Applied Sciences (Switzerland), vol.11, no.17, 2021 (Journal Indexed in SCI) identifier identifier

  • Publication Type: Article / Review
  • Volume: 11 Issue: 17
  • Publication Date: 2021
  • Doi Number: 10.3390/app11177842
  • Title of Journal : Applied Sciences (Switzerland)
  • Keywords: nitrate reduction, nitrogen gas, calcium carbonate, liquefaction mitigation, self-healing concrete, ground improvement, NITRATE REMOVAL, SATURATED SAND, WASTE-WATER, LIQUEFACTION, BIOMINERALIZATION, BACTERIA, CALCIUM, MICROORGANISMS, PERFORMANCE, MITIGATION

Abstract

© 2021 by the authors. Licensee MDPI, Basel, Switzerland.Microbially induced carbonate precipitation (MICP) has been proposed as a sustainable approach to solve various environmental, structural, geotechnical and architectural issues. In the last decade, a ubiquitous microbial metabolism, nitrate reduction (also known as denitrification) got attention in MICP research due to its unique added benefits such as simultaneous corrosion inhibition in concrete and desaturation of porous media.
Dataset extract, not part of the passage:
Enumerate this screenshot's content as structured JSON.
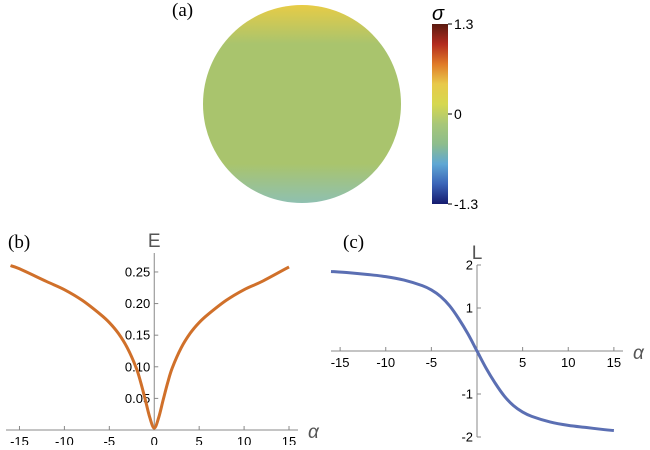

The latter even upgraded MICP into a more advanced concept called microbially induced desaturation and precipitation (MIDP) which is being investigated for liquefaction mitigation. In this paper, we present the findings on MICP through denitrification by covering applications under two main titles: (i) applications solely based on MICP, such as soil reinforcement, development of microbial self-healing concrete, restoration of artwork and historical monuments, and industrial wastewater treatment, (ii) an application based on MIDP: liquefaction mitigation. After explaining the denitrification process in detail and describing the MICP and MIDP reaction system occurring through denitrification metabolism, the most recent advances in each potential field of application are collected, addressing the novel findings and limitations, to provide insights toward the practical applications in situ. Finally, the research needs required to deal with the defined challenges in application-oriented upscaling and optimization of MICP through denitrification are suggested. Overall, collected research findings revealed that MICP through denitrification possesses a great potential to replace conventionally used petrochemical-based, labour intensive, destructive and economically unfeasible techniques used in construction industry with a bio-based, labourless, low-carbon technology. This worldwide applicable bio-based technology will facilitate the sustainable development and contribute to the carbon-emission-reduction.